Dann war Straßenfest, das haben wir dort einmal im Jahr gefeiert, mit allem was dazu gehört. Bierbänke und Bier, Würstchen und Fleisch, Salat und Leckerlis, Kuchen und Kaffee, inklusive einer lauen Sommernacht, ein Grill (natürlich! für los hombres), haufenweise Kinder, in allen Größen und Fanta und Cola, viele Leute und Scherze und Wein und andere Sorten Flaschen, und Gespräche und Bierbänkeplatzwechseln, Antimückenweihrauch, Kerzen, Musik, gute Stimmung, Spaß, schwedisches Feuer.....
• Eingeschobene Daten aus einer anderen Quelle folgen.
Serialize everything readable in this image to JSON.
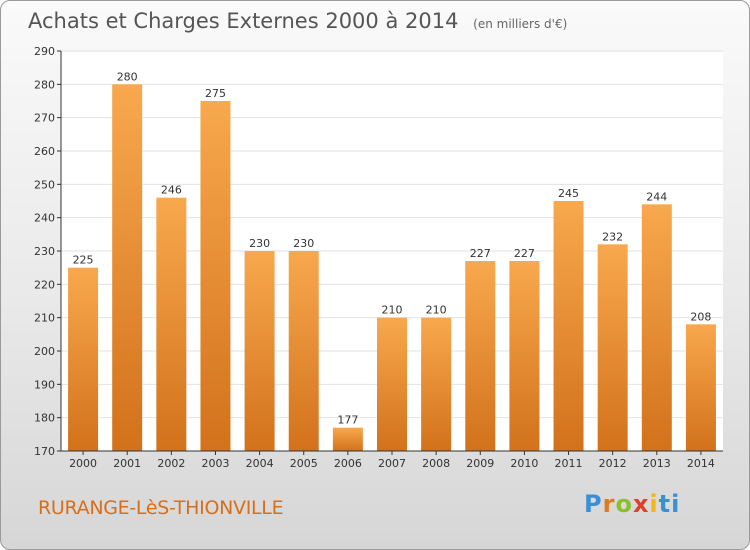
{
  "title": "Achats et Charges Externes 2000 à 2014",
  "subtitle": "(en milliers d'€)",
  "location": "RURANGE-LèS-THIONVILLE",
  "logo_text": [
    "P",
    "r",
    "o",
    "x",
    "i",
    "ti"
  ],
  "colors": {
    "bar_top": "#f8a84e",
    "bar_bottom": "#d2721b",
    "grid": "#e2e2e2",
    "axis": "#333333",
    "text": "#333333"
  },
  "chart_data": {
    "type": "bar",
    "categories": [
      "2000",
      "2001",
      "2002",
      "2003",
      "2004",
      "2005",
      "2006",
      "2007",
      "2008",
      "2009",
      "2010",
      "2011",
      "2012",
      "2013",
      "2014"
    ],
    "values": [
      225,
      280,
      246,
      275,
      230,
      230,
      177,
      210,
      210,
      227,
      227,
      245,
      232,
      244,
      208
    ],
    "ylim": [
      170,
      290
    ],
    "yticks": [
      170,
      180,
      190,
      200,
      210,
      220,
      230,
      240,
      250,
      260,
      270,
      280,
      290
    ],
    "grid": true
  }
}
Zufälligerweise befand sich der Festplatz genau vor dem Backhaus. Mit ganz GUTER Aussicht darauf. Dort waren die Nachbarn eifrig am werkeln und arbeiten und schüren: es sollte ja auch noch Pizza für alle geben. Das hat aber niemanden wirklich interessiert, bis es plötzlich lautlos durch die Menge raunte: „Das Backhaus brennt!"
Und indeed: Rauch und Qualm und Hektik.
....und jetzt... war ich betrübt? haben sie mir denn leid getan, meine armen Nachbarn? NEIN! Nicht die Spur. Ich konnte es erst gar nicht glauben, das war ZU schön.
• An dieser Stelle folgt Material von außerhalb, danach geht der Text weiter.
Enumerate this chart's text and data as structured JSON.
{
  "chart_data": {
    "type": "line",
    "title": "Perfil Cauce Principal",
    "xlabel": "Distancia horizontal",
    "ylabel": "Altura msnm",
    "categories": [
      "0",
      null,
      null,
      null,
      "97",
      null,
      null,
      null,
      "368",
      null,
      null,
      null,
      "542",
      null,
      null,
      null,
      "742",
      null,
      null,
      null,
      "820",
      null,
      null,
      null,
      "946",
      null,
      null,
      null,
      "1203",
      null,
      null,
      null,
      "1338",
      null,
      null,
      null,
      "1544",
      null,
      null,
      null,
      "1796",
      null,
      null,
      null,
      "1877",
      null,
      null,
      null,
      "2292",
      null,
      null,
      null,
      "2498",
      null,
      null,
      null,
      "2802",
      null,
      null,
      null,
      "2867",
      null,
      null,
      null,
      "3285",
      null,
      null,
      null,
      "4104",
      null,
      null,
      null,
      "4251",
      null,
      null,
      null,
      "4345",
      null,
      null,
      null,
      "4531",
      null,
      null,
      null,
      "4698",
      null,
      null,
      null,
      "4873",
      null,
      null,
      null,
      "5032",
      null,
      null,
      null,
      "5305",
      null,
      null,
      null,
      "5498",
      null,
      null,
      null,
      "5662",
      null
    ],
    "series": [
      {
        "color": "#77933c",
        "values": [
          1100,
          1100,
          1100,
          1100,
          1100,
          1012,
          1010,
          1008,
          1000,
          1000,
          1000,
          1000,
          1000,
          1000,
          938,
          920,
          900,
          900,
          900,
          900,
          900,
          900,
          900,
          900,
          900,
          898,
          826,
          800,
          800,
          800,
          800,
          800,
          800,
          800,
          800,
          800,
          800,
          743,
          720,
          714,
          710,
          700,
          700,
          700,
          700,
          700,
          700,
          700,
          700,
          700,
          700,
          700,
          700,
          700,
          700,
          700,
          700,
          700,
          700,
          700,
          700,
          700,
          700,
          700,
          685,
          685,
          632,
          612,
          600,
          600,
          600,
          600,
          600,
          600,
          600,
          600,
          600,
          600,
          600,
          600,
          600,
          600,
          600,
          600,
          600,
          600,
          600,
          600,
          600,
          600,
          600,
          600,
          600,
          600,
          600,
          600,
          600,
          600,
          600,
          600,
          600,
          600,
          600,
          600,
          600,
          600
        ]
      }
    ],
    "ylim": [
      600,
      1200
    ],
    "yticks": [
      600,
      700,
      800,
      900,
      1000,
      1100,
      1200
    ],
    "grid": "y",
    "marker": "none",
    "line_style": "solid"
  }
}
„Oh, das Backhaus brennt, wie schade!", sagte ich in einem Ton, der das genaue Gegenteil bedeutete und mit einem hocherfreuten sonnigen Lächeln habe ich mich so hingedreht, das ich das Ganze auch gut beobachten konnte, ohne mich weiter bewegen zu müssen.
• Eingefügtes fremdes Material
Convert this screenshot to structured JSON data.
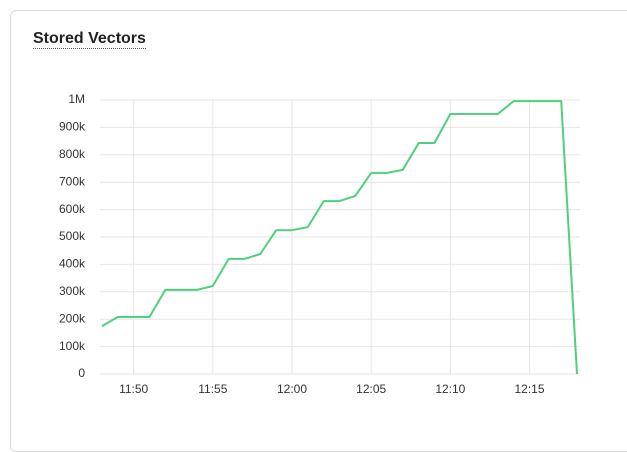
{
  "chart_data": {
    "type": "line",
    "title": "Stored Vectors",
    "categories": [
      null,
      null,
      "11:50",
      null,
      null,
      null,
      null,
      "11:55",
      null,
      null,
      null,
      null,
      "12:00",
      null,
      null,
      null,
      null,
      "12:05",
      null,
      null,
      null,
      null,
      "12:10",
      null,
      null,
      null,
      null,
      "12:15",
      null,
      null,
      null
    ],
    "series": [
      {
        "name": "Stored Vectors",
        "color": "#4fd07c",
        "values": [
          175000,
          208000,
          208000,
          208000,
          307000,
          307000,
          307000,
          321000,
          420000,
          420000,
          438000,
          525000,
          525000,
          536000,
          631000,
          631000,
          650000,
          734000,
          734000,
          745000,
          843000,
          843000,
          949000,
          949000,
          949000,
          949000,
          996000,
          996000,
          996000,
          996000,
          0
        ]
      }
    ],
    "ylim": [
      0,
      1000000
    ],
    "yticks": [
      0,
      {
        "value": 100000,
        "label": "100k"
      },
      {
        "value": 200000,
        "label": "200k"
      },
      {
        "value": 300000,
        "label": "300k"
      },
      {
        "value": 400000,
        "label": "400k"
      },
      {
        "value": 500000,
        "label": "500k"
      },
      {
        "value": 600000,
        "label": "600k"
      },
      {
        "value": 700000,
        "label": "700k"
      },
      {
        "value": 800000,
        "label": "800k"
      },
      {
        "value": 900000,
        "label": "900k"
      },
      {
        "value": 1000000,
        "label": "1M"
      }
    ],
    "grid": true
  }
}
Jetzt konnte man uns Straßenfestler aufteilen in vier Gruppen. Diejenigen, die hin flitzten, um das Dilemma von dicht zu sehen. das waren -ALLE Kinder!- und ein paar Männer; und in
... diejenigen, die gerannt kamen, um zu helfen;
... diejenigen, die das ernsthaft bedauert haben;
....diejenigen, die sitzen geblieben und leicht gelächelt haben.
Sowas aber auch, ein brennendes Backhaus -das dürfte es eigentlich gar nicht geben- und das am Straßenfest, wenn wirklich jeder zuschaut?... zu dumm. EIN PECH!....
Es brannte aber nicht richtig, keine Flammen, sondern es schwellte nur so lautlos vor sich hin. Dicke graue Rauchwolken stiegen in den Nachthimmel, die Nachbarn waren am Arbeiten und am Löschen und wurden immer beunruhigter und nervöser.
Einer der Helfer -ein echter freiwilliger Feuerwehrmann- rannte von seinem Haus zum Backhaus. Beim ersten Mal kam er mit einem Feuerlöscher, beim zweiten Mal mit zweien (wir -die von der schadenfrohen und sensationslüsternen Truppe- waren am spekulieren, ob er wohl bald seine Uniform trägt) und beim dritten Mal kam er mit einem ganzen Auto voller Feuerlöscher. WIRKLICH WAHR!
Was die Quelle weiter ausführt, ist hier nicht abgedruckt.